And now John Lieb and Andrew Kingsley, the creative team behind Boswords, have announced a new tournament-inspired online puzzle project to keep crossword fans engaged for the next few months!
It’s called The Boswords 2020 Fall Themeless League, and every Monday night in October and November, a new themeless crossword will be posted for competitors to solve. That’s eight puzzles (plus a championship round to follow), along with a preseason puzzle to get people used to the format.
Although each week’s puzzle only has one grid, there will be three sets of clues, each representing a different difficulty level for solvers.
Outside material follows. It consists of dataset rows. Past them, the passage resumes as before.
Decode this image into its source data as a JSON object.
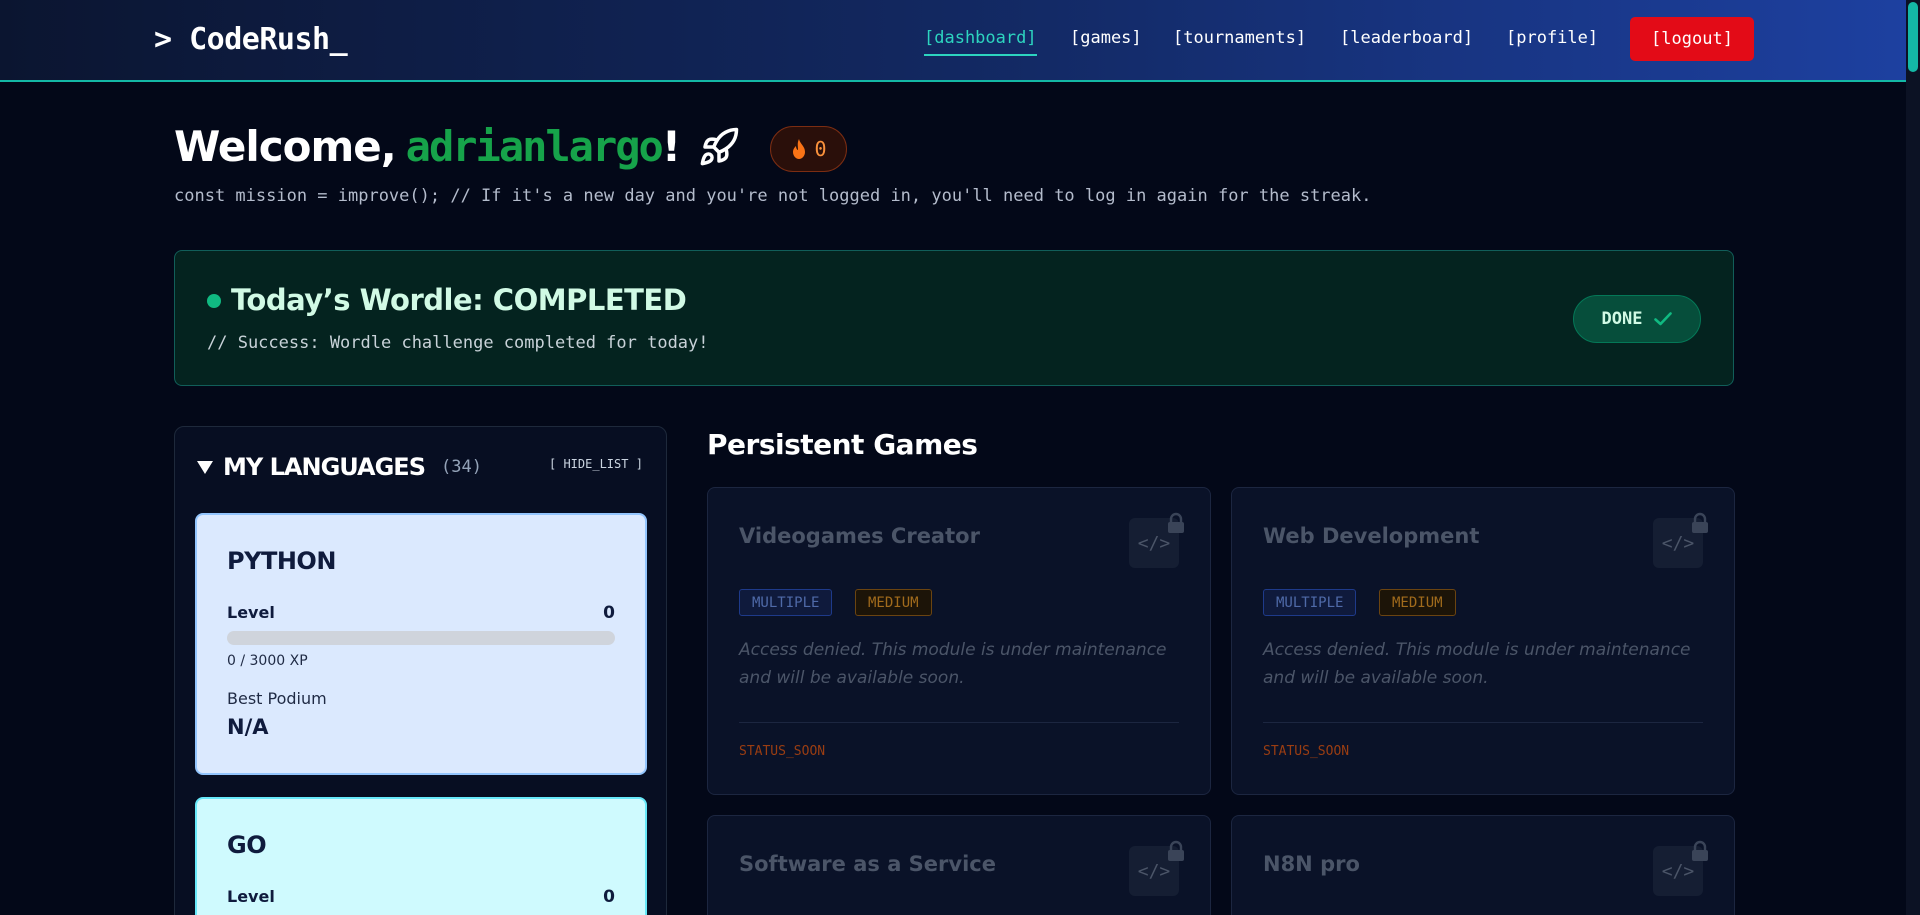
{
  "header": {
    "logo": "> CodeRush_",
    "nav": [
      {
        "label": "[dashboard]",
        "active": true
      },
      {
        "label": "[games]",
        "active": false
      },
      {
        "label": "[tournaments]",
        "active": false
      },
      {
        "label": "[leaderboard]",
        "active": false
      },
      {
        "label": "[profile]",
        "active": false
      }
    ],
    "logout_label": "[logout]"
  },
  "welcome": {
    "prefix": "Welcome,",
    "username": "adrianlargo",
    "suffix": "!",
    "streak": "0",
    "mission": "const mission = improve(); // If it's a new day and you're not logged in, you'll need to log in again for the streak."
  },
  "wordle": {
    "title": "Today’s Wordle: COMPLETED",
    "subtitle": "// Success: Wordle challenge completed for today!",
    "done_label": "DONE"
  },
  "languages": {
    "title": "MY LANGUAGES",
    "count": "(34)",
    "hide_label": "[ HIDE_LIST ]",
    "items": [
      {
        "name": "PYTHON",
        "level_label": "Level",
        "level": "0",
        "xp_text": "0 / 3000 XP",
        "xp_fraction": 0,
        "podium_label": "Best Podium",
        "podium": "N/A"
      },
      {
        "name": "GO",
        "level_label": "Level",
        "level": "0"
      }
    ]
  },
  "games": {
    "title": "Persistent Games",
    "cards": [
      {
        "title": "Videogames Creator",
        "tag1": "MULTIPLE",
        "tag2": "MEDIUM",
        "desc": "Access denied. This module is under maintenance and will be available soon.",
        "status": "STATUS_SOON"
      },
      {
        "title": "Web Development",
        "tag1": "MULTIPLE",
        "tag2": "MEDIUM",
        "desc": "Access denied. This module is under maintenance and will be available soon.",
        "status": "STATUS_SOON"
      },
      {
        "title": "Software as a Service"
      },
      {
        "title": "N8N pro"
      }
    ],
    "code_glyph": "</>"
  },
  "colors": {
    "accent": "#2dd4bf",
    "logout": "#e30b17",
    "username": "#16a34a",
    "success": "#10b981"
  }
}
When you register to participate, you’ll choose the difficulty level for your clues.
From least challenging to most challenging, the ranks are called Smooth, Choppy, and Stormy. (Quite appropriate, given that we’re heading into unfamiliar waters here!)
Each week’s puzzle will be accompanied by a Twitch stream where participants can follow along and discuss all things puzzly with their fellow crossword enthusiasts!
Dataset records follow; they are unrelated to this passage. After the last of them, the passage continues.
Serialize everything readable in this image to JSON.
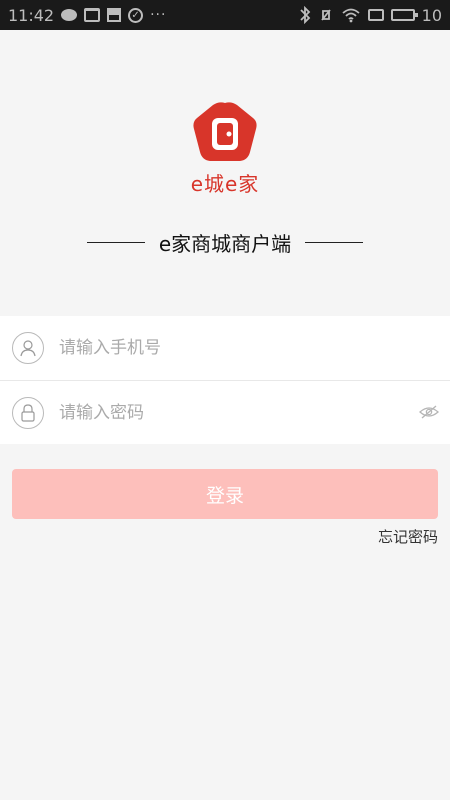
{
  "status_bar": {
    "time": "11:42",
    "battery": "10",
    "left_icons": [
      "chat-icon",
      "shirt-icon",
      "save-icon",
      "check-circle-icon",
      "more-dots-icon"
    ],
    "right_icons": [
      "bluetooth-icon",
      "mute-icon",
      "wifi-icon",
      "screen-icon",
      "battery-icon"
    ]
  },
  "brand": {
    "logo_icon": "door-shield-logo",
    "logo_text": "e城e家",
    "subtitle": "e家商城商户端"
  },
  "form": {
    "phone": {
      "icon": "user-icon",
      "placeholder": "请输入手机号",
      "value": ""
    },
    "password": {
      "icon": "lock-icon",
      "placeholder": "请输入密码",
      "value": "",
      "toggle_icon": "eye-icon"
    }
  },
  "actions": {
    "login_label": "登录",
    "forgot_label": "忘记密码"
  },
  "colors": {
    "brand_red": "#d8352a",
    "login_button": "#fdbfbb",
    "background": "#f5f5f5"
  }
}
You can compete as an individual or as part of a pair, and with a one-time registration fee of $25 — or $5 for students and those in need — that’s very reasonable indeed!
Not only that, but they’ve already announced the team of constructors assembled for the League, and it is a stacked roster of talent.
Nate Cardin, Emily Carroll, Tracy Gray, David Quarfoot, Amanda Rafkin, Claire Rimkus, Sid Sivakumar, Yacob Yonas, and Stella Zawistowski are all contributing puzzles, and you won’t know ahead of time which constructor’s puzzle you’ll get on a given week, which keeps things interesting.
With experienced crossword constructor and editor Brad Wilber as the League’s puzzle editor and the dynamic duo of Lieb and Kingsley as assistant editors and League directors, I have high hopes for this project going forward.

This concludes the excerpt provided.